群馬県でキャベツやきゅうり、ほうれんそうなどを中心にさまざまな野菜を栽培しています。
まだ30代前半ですが、「早めに責任感を持って農業をやってほしい」という父の願いもあり、実家の農業を引き継ぐことになりました。
そこで今後農地を受け継ぐことも含めて、事業計画を作ることになりました。話し合った結果、私と父が互いに計画を作って、すり合わせることにしました。
そこまでは良かったのですが、いざ照らし合わせてみると、かなり食い違いが出てしまいました。
父からは「お前は農業を知らない素人だからダメなんだ。こんなんじゃ任せられない」と否定されるばかりです。
私は自分の意見を無理に押し通すつもりはありませんし、父を言い負かしたいわけでもありません。
ただ冷静に計画を立てたいだけなのですが、あまりにも意見が合いません。
親しい農業仲間に話し合いに入ってもらいましたが、結局は平行線で終わってしまいました。
事業計画づくりを冷静に話し合って決められるよう、仲裁してくれるような組織はないのでしょうか?
もしくは事業計画づくりを円滑に進められるノウハウを知りたいです。
(群馬県・小林健太さん/仮名・30代)
伊東悠太郎
水稲種子農家
互いのズレを認識し、話し合いましょう。段階的に任せてもらう方法も
同じく家族経営でやっている身として、相談者さんのお気持ちが痛いほどよくわかります。自分の思いどおりに親(あるいは子)が動いてくれないので、非常にもどかしい気持ちになっていると思います。
まず前提として、親子で1つの事業を一緒にやっていくということは、事業計画に限らず、複数の人間の考えや意見を1つにまとめるときに、必ずズレが発生します。今回の場合は、そのズレがはっきり見えているはずです。まずは食い違いを書き出し、ズレを埋めていくための話し合いをしてください。
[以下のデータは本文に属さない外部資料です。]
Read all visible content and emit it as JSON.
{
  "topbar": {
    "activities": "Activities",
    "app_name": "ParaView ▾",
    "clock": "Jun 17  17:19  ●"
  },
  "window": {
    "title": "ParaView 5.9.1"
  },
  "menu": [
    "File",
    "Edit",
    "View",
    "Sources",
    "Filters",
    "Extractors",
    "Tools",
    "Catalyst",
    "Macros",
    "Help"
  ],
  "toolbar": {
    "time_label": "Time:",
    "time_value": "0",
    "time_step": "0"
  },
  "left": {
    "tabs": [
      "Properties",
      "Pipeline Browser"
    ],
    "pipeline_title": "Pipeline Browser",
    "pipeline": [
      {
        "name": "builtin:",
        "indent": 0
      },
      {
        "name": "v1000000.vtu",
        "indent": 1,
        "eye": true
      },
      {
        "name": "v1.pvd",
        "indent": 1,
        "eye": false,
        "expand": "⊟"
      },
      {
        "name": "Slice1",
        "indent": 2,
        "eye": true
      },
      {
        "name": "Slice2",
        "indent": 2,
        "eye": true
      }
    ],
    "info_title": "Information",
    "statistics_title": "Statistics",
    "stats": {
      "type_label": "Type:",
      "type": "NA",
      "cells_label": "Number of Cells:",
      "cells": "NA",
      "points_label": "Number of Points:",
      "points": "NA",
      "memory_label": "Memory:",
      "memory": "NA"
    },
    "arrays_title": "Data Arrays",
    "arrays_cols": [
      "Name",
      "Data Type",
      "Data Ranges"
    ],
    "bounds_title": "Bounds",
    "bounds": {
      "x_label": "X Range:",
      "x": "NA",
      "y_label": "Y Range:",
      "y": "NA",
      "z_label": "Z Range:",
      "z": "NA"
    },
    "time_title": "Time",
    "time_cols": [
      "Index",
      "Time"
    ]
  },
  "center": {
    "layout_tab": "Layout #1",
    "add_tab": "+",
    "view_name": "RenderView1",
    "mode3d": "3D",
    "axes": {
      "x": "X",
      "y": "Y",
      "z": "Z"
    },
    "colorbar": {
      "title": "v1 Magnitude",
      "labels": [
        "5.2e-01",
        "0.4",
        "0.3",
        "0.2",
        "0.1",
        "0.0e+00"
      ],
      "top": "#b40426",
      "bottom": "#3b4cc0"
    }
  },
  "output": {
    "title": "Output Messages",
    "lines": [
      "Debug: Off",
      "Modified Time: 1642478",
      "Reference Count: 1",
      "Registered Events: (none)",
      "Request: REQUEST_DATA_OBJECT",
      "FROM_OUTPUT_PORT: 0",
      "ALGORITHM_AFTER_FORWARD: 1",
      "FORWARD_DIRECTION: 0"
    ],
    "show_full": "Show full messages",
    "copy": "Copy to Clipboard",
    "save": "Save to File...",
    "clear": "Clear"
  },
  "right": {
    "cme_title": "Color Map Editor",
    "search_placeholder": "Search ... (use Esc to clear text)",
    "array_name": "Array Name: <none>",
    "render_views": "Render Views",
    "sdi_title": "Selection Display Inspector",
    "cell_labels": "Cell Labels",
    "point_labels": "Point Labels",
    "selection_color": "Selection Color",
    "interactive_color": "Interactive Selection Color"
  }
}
また、ズレの重要度を確認することも大切です。お互いに「これだけは絶対に譲れない」ということを共有してください。どちらかが折れることは必要となりますが、譲れないこと以外の部分に関しては、お互いに妥協するように進めてください。
あるいは、段階的に権限や責任を委譲してもらうような計画を考えてみるのはいかがでしょうか。「今年は」「この面積は」「この品目だけは」親の口出しなしでやらせてもらい、うまくいけば権限を増やして解決していくというイメージです。
そうすると、例えば「この品目で500万の利益を出せたら、次は面積を拡大」などと目標設定をすることも重要になってくると思います。そのような中で着実に結果を出していけば、時間がかかるかもしれませんが、認めてもらえるようになるのではないでしょうか。
それでも難しいようであれば、経営を別にして、互いに干渉せずやっていく方法もあると思います。親には親の長年の経験に裏打ちされた考えがあるでしょうし、相談者さんには親のやり方にとらわれずにやりたいこともあるでしょう。
メンタルや時間を消耗するくらいなら、いっそのこと別経営という選択肢も十分にあり得るのではないかと思います。